As previously noted, Debtor maintains that USB has the burden of proof on the reasonableness of its attorney's fees and costs based on the BAP decision in Atwood. The BAP expressly recognized that the secured creditor could obtain attorney's fees by filing a proof of claim rather than proving the reasonableness of its fees by filing a separate motion. 293 B.R. at 232. The Atwood decision, however, involved an oversecured creditor seeking allowance of reasonable attorney's fees under Section 506(b). The secured creditor had the burden under Section 506(b) or Section 1322(b) to establish the reasonableness of its fees as an essential element of its statutory claim. Id. at 233. Because an essential element of its claim under Section 506(b) was that its attorney's fees were reasonable, the oversecured creditor could not rely on the presumption of validity afforded by Bankruptcy Rule 3001(f). Id., citing Garner v. Shier (In re Garner), 246 B.R. 617, 620-21 (B.A.P. 9th Cir. 2000). Moreover, Atwood did not address the requirements under Bankruptcy Rule 3008 and Section 502(j) for reconsideration of a claim objection order. Instead, the bankruptcy court overruled an objection to the reasonableness of the attorney's fees included in a Chapter 13 secured creditor's proof of claim. The BAP reversed that determination as clearly erroneous. 293 B.R. at 233-34. The two-step process articulated in Nations First Capital was neither followed nor discussed. Thus, both procedurally and substantively, the decision in Atwood does not apply to the Debtor's proceeding.
Under these circumstances, Debtor has failed to meet her burden of demonstrating that cause exists under Civil Rule 60(b) to reconsider the Claim Objection Order. Because POC 6-1 is not a reconsidered claim, it is unnecessary to consider the second step of allowing or disallowing POC 6-1 based on the equities of the case.

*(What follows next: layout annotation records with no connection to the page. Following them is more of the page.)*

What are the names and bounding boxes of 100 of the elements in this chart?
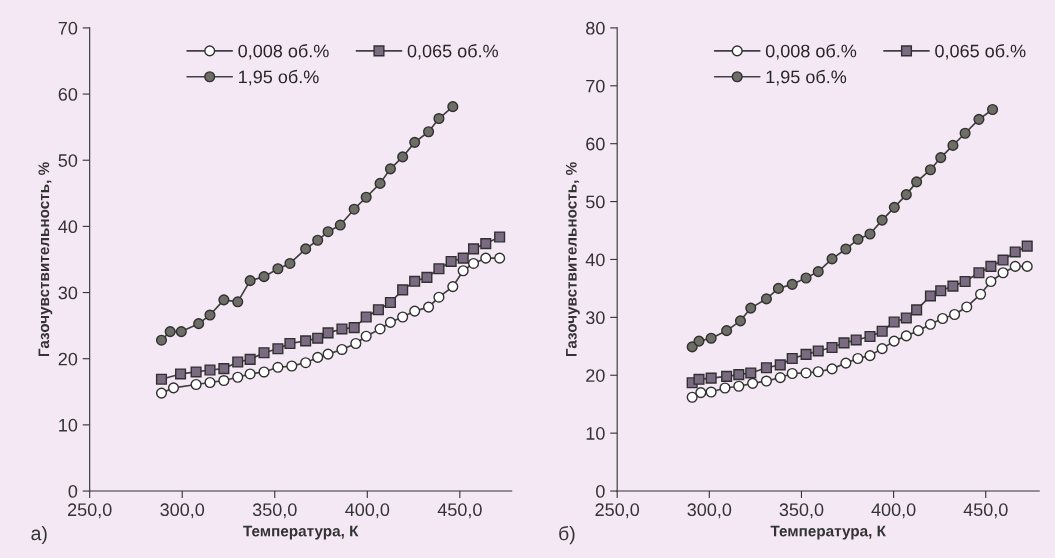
point (284, 257, 296, 269)
y-tick-label: 70 (586, 79, 605, 93)
x-axis-title: Температура, К (243, 525, 359, 540)
x-tick-label: 300,0 (687, 503, 732, 519)
point (800, 272, 812, 284)
point (348, 322, 360, 334)
point (155, 373, 168, 385)
point (480, 252, 492, 264)
point (745, 367, 757, 379)
x-tick-label: 450,0 (437, 503, 482, 519)
point (973, 267, 985, 279)
point (937, 312, 949, 325)
point (772, 282, 784, 294)
point (734, 315, 747, 327)
point (1021, 240, 1033, 252)
point (985, 275, 997, 288)
point (457, 252, 469, 264)
point (312, 351, 324, 363)
point (760, 293, 772, 305)
x-tick-label: 450,0 (963, 503, 1008, 519)
point (852, 352, 864, 365)
point (812, 266, 824, 278)
point (888, 201, 900, 213)
x-tick-label: 350,0 (252, 503, 297, 519)
point (876, 343, 888, 355)
point (447, 281, 459, 293)
point (494, 231, 506, 243)
point (888, 316, 900, 328)
point (1009, 246, 1021, 258)
x-axis-title: Температура, К (770, 525, 886, 540)
point (786, 278, 798, 290)
y-tick-label: 0 (68, 484, 78, 498)
point (911, 176, 923, 188)
point (786, 367, 798, 380)
point (360, 311, 372, 323)
point (947, 280, 959, 292)
point (244, 368, 256, 380)
point (733, 369, 745, 381)
legend-label: 1,95 об.% (766, 69, 847, 86)
point (812, 345, 824, 357)
point (300, 335, 312, 347)
x-tick-label: 300,0 (160, 503, 205, 519)
point (721, 325, 733, 337)
point (284, 337, 296, 350)
point (693, 335, 705, 347)
point (693, 373, 705, 385)
point (258, 366, 270, 378)
point (384, 296, 396, 309)
point (747, 377, 759, 389)
point (350, 337, 362, 350)
point (374, 323, 386, 335)
legend-label: 1,95 об.% (239, 69, 319, 86)
point (433, 291, 445, 303)
point (1021, 260, 1033, 272)
y-tick-label: 40 (585, 253, 605, 267)
point (997, 267, 1009, 279)
y-tick-label: 50 (58, 154, 78, 167)
point (985, 260, 997, 272)
point (423, 301, 435, 313)
point (374, 177, 386, 189)
x-tick-label: 250,0 (67, 503, 112, 519)
y-tick-label: 0 (596, 484, 605, 498)
point (244, 353, 256, 365)
point (397, 284, 409, 296)
text: а) (31, 525, 47, 545)
point (204, 376, 216, 389)
point (334, 219, 346, 231)
point (838, 337, 850, 349)
point (986, 103, 999, 116)
y-tick-label: 40 (58, 220, 78, 234)
y-tick-label: 60 (58, 88, 78, 101)
point (272, 343, 284, 355)
point (218, 374, 230, 387)
point (900, 312, 912, 324)
point (760, 362, 772, 374)
point (705, 386, 717, 398)
point (912, 325, 924, 337)
point (457, 265, 469, 277)
point (360, 330, 372, 342)
point (840, 243, 852, 255)
point (826, 341, 838, 354)
point (924, 290, 937, 302)
point (409, 305, 421, 317)
point (935, 152, 947, 164)
point (924, 318, 937, 330)
legend-label: 0,065 об.% (407, 43, 498, 60)
point (167, 382, 180, 394)
point (900, 189, 912, 201)
y-tick-label: 60 (586, 137, 605, 151)
point (800, 367, 812, 379)
point (409, 136, 421, 148)
point (300, 243, 312, 255)
point (155, 334, 168, 346)
point (760, 375, 772, 387)
point (312, 332, 324, 344)
point (322, 327, 334, 339)
point (876, 214, 888, 226)
text: б) (559, 525, 575, 545)
point (397, 311, 409, 323)
point (190, 378, 202, 391)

If the court did reach the second step, the same result likely would occur based on the Debtor's failure to provide an evidentiary basis to determine the amount of attorney's fees and costs incurred by USB during the Debtor's prior Chapter 13 proceeding and the failure to provide evidence of the reasonableness of the legal fees under a lodestar method or other standard.
IT IS THEREFORE ORDER that the Motion for Reconsideration of September 16, 2022 Order Denying Objection to Proof of Claim 6-1 Pursuant to Federal Rule of Bankruptcy 3008 brought by Norma Ochoa, Docket No. 62, be, and the same hereby is, DENIED.